Electronic structure studies of Fe- ZnO nanorods by x-ray absorption fine structure

TL;DR

This study investigates the electronic structure of Fe-doped ZnO nanorods using X-ray absorption fine structure, revealing Fe substitution at Zn sites and mixed valence states, with implications for their structural and electronic properties.

Contribution

It provides detailed insights into the local electronic and structural environment of Fe in ZnO nanorods, highlighting Fe substitution and valence states using XAFS analysis.

Findings

Fe ions replace Zn ions in the ZnO lattice.

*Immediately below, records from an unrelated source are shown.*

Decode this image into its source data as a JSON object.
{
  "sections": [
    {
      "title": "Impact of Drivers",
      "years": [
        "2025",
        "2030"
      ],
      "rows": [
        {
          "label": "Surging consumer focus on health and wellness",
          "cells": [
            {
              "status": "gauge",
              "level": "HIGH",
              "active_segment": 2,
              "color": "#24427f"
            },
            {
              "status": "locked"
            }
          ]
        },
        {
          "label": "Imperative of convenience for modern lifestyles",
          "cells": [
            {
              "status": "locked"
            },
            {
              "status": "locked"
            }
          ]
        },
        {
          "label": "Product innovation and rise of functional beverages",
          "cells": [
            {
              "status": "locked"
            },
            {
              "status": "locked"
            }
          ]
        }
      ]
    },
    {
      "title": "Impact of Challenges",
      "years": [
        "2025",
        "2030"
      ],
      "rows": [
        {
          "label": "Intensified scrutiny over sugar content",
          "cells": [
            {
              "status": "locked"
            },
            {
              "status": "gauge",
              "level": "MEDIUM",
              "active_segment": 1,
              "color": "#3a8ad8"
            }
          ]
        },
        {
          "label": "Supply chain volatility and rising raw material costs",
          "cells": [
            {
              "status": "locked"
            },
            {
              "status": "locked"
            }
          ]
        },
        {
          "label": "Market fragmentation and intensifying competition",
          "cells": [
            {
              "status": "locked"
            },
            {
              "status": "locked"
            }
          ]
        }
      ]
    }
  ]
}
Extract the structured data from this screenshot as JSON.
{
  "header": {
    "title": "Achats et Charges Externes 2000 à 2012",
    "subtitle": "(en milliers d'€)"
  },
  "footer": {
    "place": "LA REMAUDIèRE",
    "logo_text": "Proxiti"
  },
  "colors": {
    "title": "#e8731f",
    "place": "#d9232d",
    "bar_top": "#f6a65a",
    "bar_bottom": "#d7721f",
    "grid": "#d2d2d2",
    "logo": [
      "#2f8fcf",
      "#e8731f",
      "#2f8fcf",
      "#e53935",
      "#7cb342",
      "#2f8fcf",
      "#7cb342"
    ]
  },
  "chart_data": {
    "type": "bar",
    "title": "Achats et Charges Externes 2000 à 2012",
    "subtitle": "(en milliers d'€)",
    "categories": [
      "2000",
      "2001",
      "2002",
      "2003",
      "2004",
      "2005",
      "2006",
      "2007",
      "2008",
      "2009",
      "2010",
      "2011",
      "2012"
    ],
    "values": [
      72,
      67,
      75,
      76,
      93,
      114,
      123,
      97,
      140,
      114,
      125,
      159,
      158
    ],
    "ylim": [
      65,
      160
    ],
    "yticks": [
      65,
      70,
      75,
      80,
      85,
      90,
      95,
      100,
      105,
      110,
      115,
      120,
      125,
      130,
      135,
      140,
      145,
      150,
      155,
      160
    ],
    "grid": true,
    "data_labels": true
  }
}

Fe exists in mixed valence states (Fe3+/Fe2+).

Fe substitutes Zn in tetrahedral symmetry.

Abstract

We report the electronic structure studies of well characterized polycrystalline Zn_{1-x}Fe_xO (x = 0.0, 0.01, 0.03, and 0.05) nanorods synthesized by a co-precipitation method through x-ray absorption fine structure (XAFS). X-ray diffraction (XRD) reveals that Fe doped ZnO crystallizes in a single phase wurtzite structure without any secondary phase. From the XRD pattern, it is observed that peak positions shift towards lower 2\theta value with Fe doping. The change in the peak positions with increase in Fe contents clearly indicates that Fe ions are replacing Zn ions in the ZnO matrix. Linear combination fittings (LCF) at Fe K-edge demonstrate that Fe is in mixed valent state (Fe3+/Fe2+) with a ratio of ~ 7:3 (Fe3+:Fe2+). XAFS data is successfully fitted to wurtzite structure using IFEFFIT and Artemis. The results indicate that Fe substitutes Zn site in the ZnO matrix in tetrahedral symmetry.